L'editoriale dell'elefantino
Tenebre da Davos: l'Europa, il peso della Storia e il futuro della Nato
Il liberismo del presidente argentino Milei, gli allarmi baltici, quelli sull’IA e la rielezione di Trump all’orizzonte. Il piano è più che mai inclinato
Il Diciannovesimo secolo si ripresenta a Davos, sorpresa, con il manifesto di Javier Milei, che appoggia le sue idee libertarie sull’esperienza liberale di due secoli fa in Argentina e le usa contro la deriva populista-totalitaria, e antindividualistica, del Novecento. In contemporanea Sam Altman, guru dell’intelligenza artificiale, mette in guardia per il secolo in corso, il XXI, perché qualcosa può andare storto con questa tecnologia delle tecnologie, che ha in sé un ipotetico contenuto violento e transumano. E quando qualcosa può andare storto, ecco, si è già su un piano inclinato. Ma subito si torna all’Ottocento con polacchi e baltici a denunciare l’espansionismo di un discendente postsovietico e post-neo-imperiale di Pietro il Grande, il minaccioso Vladimir Putin: i confini della libertà e indipendenza polacca furono vitali e incertissimi già ai tempi di Chopin, e l’insicurezza generata oggi dai piani anti Nato attribuiti all’autocrate russo si ripercuote di nuovo, più o meno nelle stesse forme, sull’Europa intera delle nazioni e del sovranazionale, con l’aggiunta della febbre baltica, dove si aspettano con tremore e terrore iniziative aggressive preannunciate da proclami che ricordano quelli prefiguranti l’aggressione alla Crimea e poi al Donbas in Ucraina. Fare un solo boccone di quelle piccole repubbliche, se la Nato si distraesse anche solo un momento, sarebbe un progetto quasi realista.

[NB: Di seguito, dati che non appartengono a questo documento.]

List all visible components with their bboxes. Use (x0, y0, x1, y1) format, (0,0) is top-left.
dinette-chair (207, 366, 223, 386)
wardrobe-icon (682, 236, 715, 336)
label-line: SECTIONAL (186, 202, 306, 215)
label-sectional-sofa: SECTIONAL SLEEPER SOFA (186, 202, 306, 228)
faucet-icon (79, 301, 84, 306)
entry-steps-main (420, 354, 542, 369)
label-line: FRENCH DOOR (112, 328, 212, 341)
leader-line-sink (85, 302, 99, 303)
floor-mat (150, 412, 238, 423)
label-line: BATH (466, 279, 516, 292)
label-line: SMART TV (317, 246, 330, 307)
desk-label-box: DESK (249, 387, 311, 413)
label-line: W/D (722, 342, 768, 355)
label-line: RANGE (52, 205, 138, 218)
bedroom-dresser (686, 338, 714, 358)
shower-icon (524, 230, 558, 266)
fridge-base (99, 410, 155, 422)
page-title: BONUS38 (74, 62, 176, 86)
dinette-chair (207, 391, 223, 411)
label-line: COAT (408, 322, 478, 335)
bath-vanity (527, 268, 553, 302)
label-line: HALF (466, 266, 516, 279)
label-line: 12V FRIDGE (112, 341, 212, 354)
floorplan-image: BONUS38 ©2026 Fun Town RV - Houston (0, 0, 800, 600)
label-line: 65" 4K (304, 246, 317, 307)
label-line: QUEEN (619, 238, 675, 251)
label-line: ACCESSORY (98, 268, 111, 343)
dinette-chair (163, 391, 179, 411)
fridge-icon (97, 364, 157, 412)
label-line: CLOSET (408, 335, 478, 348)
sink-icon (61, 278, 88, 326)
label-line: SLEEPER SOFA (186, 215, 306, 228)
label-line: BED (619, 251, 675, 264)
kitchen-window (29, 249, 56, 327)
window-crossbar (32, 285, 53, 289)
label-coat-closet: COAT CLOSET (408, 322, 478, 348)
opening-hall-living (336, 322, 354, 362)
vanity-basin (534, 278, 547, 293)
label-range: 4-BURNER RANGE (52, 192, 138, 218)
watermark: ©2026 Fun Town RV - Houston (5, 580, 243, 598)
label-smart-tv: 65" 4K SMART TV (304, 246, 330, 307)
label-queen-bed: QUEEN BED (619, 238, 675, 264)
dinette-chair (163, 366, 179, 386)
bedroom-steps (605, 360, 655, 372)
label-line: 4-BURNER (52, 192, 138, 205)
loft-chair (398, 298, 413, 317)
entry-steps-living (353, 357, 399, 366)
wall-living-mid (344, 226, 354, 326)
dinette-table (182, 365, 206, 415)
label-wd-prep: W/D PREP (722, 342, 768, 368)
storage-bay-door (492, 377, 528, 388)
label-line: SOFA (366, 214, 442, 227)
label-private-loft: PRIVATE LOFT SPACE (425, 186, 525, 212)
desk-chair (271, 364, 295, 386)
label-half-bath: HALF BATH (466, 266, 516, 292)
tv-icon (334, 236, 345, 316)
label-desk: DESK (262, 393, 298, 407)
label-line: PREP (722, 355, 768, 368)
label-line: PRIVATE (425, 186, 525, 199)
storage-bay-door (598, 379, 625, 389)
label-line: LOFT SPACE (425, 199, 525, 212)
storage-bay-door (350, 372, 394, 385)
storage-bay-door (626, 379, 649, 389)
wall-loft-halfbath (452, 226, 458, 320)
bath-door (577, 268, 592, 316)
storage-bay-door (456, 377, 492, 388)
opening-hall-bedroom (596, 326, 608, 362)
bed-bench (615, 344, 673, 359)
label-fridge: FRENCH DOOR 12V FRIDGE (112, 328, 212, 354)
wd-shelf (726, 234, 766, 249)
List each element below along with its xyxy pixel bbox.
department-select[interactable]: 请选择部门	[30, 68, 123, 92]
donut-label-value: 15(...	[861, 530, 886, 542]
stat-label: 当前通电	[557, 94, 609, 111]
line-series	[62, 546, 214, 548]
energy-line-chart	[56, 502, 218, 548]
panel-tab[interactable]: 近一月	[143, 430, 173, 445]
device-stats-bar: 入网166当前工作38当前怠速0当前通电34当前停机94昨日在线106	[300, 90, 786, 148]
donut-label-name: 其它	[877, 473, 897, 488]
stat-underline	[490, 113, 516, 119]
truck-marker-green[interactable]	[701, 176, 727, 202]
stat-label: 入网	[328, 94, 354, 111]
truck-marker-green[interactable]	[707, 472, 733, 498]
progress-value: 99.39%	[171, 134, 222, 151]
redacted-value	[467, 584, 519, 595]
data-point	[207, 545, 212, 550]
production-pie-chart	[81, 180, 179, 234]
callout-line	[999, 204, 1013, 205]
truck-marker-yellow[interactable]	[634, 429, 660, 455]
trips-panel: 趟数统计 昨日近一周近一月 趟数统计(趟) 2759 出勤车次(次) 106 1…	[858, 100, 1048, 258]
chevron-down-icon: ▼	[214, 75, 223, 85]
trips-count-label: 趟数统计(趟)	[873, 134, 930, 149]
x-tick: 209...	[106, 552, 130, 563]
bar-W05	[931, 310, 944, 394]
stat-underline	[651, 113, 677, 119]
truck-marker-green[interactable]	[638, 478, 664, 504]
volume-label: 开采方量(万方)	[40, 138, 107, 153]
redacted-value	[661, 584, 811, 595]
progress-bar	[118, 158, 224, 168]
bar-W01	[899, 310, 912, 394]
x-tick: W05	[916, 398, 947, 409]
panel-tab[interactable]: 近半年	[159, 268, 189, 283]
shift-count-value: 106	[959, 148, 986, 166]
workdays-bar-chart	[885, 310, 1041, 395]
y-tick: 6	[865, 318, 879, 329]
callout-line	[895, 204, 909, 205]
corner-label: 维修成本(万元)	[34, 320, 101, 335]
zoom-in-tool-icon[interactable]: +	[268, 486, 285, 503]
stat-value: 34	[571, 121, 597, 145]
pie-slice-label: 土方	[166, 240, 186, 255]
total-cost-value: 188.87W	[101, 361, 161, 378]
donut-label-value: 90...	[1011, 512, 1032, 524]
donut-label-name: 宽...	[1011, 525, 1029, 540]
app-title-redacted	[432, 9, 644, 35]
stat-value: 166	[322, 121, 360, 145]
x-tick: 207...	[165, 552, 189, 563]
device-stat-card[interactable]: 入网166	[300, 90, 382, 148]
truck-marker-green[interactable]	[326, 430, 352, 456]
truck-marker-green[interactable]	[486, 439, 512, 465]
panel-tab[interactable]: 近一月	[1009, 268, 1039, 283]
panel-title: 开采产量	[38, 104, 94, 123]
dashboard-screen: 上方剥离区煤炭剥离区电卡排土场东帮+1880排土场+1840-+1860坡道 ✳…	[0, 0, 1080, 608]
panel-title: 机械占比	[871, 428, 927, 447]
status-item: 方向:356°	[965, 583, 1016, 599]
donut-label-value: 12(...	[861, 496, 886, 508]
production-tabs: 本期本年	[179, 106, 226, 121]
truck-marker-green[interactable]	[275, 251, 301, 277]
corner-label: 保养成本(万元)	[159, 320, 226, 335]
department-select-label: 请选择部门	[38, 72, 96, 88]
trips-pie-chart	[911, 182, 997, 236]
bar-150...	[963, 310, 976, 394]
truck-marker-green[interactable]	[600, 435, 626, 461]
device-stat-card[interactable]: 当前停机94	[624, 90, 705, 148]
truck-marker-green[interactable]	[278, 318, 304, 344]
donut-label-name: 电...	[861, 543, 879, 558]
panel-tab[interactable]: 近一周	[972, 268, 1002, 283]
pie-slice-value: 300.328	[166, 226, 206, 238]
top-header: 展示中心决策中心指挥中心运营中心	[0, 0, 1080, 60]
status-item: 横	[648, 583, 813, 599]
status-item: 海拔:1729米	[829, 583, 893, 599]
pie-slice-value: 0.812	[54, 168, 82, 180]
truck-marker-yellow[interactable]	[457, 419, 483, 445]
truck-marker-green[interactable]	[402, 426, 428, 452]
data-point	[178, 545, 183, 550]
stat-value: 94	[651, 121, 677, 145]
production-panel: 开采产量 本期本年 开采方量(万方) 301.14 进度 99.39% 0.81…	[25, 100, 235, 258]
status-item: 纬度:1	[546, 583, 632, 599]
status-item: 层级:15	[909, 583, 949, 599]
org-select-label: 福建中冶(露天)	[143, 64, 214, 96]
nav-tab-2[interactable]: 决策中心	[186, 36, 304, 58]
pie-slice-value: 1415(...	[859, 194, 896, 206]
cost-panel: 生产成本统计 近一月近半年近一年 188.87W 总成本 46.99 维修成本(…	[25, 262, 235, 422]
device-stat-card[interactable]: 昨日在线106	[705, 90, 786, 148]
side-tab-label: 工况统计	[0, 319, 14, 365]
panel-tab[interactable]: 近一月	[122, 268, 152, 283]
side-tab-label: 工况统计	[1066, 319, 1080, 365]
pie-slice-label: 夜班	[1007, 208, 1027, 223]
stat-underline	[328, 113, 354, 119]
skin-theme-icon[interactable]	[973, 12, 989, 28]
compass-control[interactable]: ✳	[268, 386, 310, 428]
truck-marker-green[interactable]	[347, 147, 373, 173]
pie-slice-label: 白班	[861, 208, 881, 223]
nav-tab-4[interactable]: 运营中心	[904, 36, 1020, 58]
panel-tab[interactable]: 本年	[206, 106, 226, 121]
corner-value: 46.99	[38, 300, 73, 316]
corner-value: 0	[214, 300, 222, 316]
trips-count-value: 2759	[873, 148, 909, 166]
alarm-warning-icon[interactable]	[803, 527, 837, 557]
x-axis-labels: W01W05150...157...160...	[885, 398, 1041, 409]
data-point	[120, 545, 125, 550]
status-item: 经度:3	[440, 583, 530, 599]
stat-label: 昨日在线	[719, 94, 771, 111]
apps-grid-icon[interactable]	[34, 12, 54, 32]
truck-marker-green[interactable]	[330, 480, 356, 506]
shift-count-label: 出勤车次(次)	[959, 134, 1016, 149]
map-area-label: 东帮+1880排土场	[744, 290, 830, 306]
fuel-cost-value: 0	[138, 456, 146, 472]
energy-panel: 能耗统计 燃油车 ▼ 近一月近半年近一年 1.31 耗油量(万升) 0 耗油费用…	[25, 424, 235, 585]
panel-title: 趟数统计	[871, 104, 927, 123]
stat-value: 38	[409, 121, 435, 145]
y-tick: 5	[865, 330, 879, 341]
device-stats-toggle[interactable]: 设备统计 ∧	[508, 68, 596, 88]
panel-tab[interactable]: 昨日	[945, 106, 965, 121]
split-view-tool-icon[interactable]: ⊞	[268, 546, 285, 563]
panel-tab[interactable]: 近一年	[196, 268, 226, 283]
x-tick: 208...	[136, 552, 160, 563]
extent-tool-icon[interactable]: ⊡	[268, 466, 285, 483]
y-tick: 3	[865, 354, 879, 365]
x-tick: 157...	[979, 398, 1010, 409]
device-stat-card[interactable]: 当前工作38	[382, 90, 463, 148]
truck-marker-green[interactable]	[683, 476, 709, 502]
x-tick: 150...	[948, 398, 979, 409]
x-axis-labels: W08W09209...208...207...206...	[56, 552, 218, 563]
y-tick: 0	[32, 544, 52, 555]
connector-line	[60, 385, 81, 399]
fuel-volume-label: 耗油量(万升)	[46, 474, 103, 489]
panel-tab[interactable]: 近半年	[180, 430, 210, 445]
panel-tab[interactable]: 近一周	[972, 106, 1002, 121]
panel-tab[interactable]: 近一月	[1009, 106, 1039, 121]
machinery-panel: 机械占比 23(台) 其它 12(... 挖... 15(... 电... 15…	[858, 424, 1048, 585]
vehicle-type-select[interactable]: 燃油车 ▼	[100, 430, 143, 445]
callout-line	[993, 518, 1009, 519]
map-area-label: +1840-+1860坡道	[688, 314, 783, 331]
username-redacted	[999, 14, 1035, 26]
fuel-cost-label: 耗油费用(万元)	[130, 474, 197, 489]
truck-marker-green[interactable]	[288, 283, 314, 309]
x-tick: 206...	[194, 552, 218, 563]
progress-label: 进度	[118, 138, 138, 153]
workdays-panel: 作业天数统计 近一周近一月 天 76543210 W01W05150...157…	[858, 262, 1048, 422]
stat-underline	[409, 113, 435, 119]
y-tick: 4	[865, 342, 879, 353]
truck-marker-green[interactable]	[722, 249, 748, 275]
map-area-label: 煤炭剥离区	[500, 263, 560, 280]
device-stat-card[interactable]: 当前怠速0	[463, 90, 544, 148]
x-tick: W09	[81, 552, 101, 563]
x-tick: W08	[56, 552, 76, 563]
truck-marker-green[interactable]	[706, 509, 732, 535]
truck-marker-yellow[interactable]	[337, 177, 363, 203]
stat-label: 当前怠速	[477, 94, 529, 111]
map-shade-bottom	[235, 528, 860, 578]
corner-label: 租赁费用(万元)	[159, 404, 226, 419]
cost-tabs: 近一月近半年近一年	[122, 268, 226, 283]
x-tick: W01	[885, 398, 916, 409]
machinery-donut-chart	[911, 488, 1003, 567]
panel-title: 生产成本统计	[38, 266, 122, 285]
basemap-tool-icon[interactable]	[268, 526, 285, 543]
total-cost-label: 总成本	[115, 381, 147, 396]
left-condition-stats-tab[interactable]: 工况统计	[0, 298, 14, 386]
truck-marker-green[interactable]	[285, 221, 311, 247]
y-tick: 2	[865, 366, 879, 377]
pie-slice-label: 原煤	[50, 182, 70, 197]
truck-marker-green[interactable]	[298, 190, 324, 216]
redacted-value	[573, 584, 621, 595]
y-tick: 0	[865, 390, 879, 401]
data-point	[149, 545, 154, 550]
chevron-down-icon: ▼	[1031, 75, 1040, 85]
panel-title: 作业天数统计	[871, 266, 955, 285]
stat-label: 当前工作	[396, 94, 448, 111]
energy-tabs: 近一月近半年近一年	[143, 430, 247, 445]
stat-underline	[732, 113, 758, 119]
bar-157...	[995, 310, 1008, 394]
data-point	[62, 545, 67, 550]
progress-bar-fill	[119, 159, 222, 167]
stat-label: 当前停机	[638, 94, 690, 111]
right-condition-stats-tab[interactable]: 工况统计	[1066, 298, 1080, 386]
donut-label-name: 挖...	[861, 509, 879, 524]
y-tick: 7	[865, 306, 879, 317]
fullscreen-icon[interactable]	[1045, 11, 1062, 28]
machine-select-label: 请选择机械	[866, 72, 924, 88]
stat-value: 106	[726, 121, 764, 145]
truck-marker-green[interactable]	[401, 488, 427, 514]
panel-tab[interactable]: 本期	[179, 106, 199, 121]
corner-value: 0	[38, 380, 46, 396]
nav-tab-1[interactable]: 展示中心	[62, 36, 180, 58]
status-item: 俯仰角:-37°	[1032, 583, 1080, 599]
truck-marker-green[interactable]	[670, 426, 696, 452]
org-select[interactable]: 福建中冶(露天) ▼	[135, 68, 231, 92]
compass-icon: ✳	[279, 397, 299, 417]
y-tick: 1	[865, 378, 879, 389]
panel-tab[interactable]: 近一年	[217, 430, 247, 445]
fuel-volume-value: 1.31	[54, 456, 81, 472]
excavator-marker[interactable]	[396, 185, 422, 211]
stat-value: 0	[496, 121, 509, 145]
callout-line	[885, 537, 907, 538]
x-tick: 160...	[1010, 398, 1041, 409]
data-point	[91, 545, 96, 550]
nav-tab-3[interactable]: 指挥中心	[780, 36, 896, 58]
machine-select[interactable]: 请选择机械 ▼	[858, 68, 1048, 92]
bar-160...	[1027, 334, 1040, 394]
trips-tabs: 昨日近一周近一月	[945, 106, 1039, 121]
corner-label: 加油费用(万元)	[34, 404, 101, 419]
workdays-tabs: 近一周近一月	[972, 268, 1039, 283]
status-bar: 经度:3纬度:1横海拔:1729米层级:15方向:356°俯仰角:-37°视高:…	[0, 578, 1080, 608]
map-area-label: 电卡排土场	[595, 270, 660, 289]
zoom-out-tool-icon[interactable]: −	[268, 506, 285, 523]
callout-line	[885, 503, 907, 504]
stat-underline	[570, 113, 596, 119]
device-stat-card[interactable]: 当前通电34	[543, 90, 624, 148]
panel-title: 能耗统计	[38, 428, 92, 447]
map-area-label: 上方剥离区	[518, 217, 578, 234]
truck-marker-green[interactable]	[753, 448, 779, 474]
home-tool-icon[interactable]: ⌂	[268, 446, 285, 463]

L’Europa mercantile è nata per sgravarsi di un sovraccarico di storia, o Storia con la sgraziata maiuscola, ma si vede che non è impresa facile, e che quella pace o equilibrio conquistati sull’asse franco-tedesco deve vedersela con la pressione del colosso ferrigno, blindato, plumbeo, il paese dell’acciaio temprato e dei carri armati in quantità strabordante, e della carne da macello intesa come Gulag combattente degli ex detenuti e dei deportati coscritti dall’armata di invasione che viene dall’Eurasia. Tutti conoscono la filastrocca della storia che si ripete sempre due volte, la seconda come farsa, ma non sembra questo essere il caso. Al centro del moto di liberazione del 1989, secondo la lezione di Kundera e Havel, c’era la ricomparsa di un continente sepolto dall’Ottobre leninista e stalinista, l’Europa centrale, dal Baltico al Mar d’Azov, con la sua antropologia, la sua letteratura, i suoi maggiori segni identificativi.
Ora si valutano, e ci si impegna con spese militari di Difesa che arrivano al 5 per cento del pil a Varsavia, cose molto concrete, l’ipotesi di un nuovo tentativo di affondamento dell’indipendenza della Mitteleuropa, considerata a Mosca un mito da soggiogare in nome della restaurazione serissima, a colpi di cannone e a furia di bombardamenti e marce forzate tipici di due secoli fa, del vecchio potere d’oppressione che ha fatto le sue prove generali da Kyiv a Odessa, da Leopoli a Dnipro.
Alla luce di questa reviviscenza dell’elemento più tenebroso del passato storico europeo si capisce il senso dell’alleanza che portò alla guida angloamericana e Nato del containment nel corso della Guerra fredda. La prospettiva, con Trump, di un indebolimento fatale dell’alleanza atlantica, e della sua ala protettrice che si stende sull’Europa liberata prima dal ’45 e poi dall’89 del secolo scorso, va valutata dunque considerando non una astratta geopolitica, come si dice oggi con termine fin troppo asettico, ma la concretissima e sperimentata geostoria del continente e del mondo delle democrazie liberali, qualunque cosa si pensi del loro presente e del loro futuro, tra appelli davosiani alla restaurazione dell’individualismo proprietario e del liberismo antistatalista e allarmi sull’IA dalla cattedra dei suoi promotori e ideatori.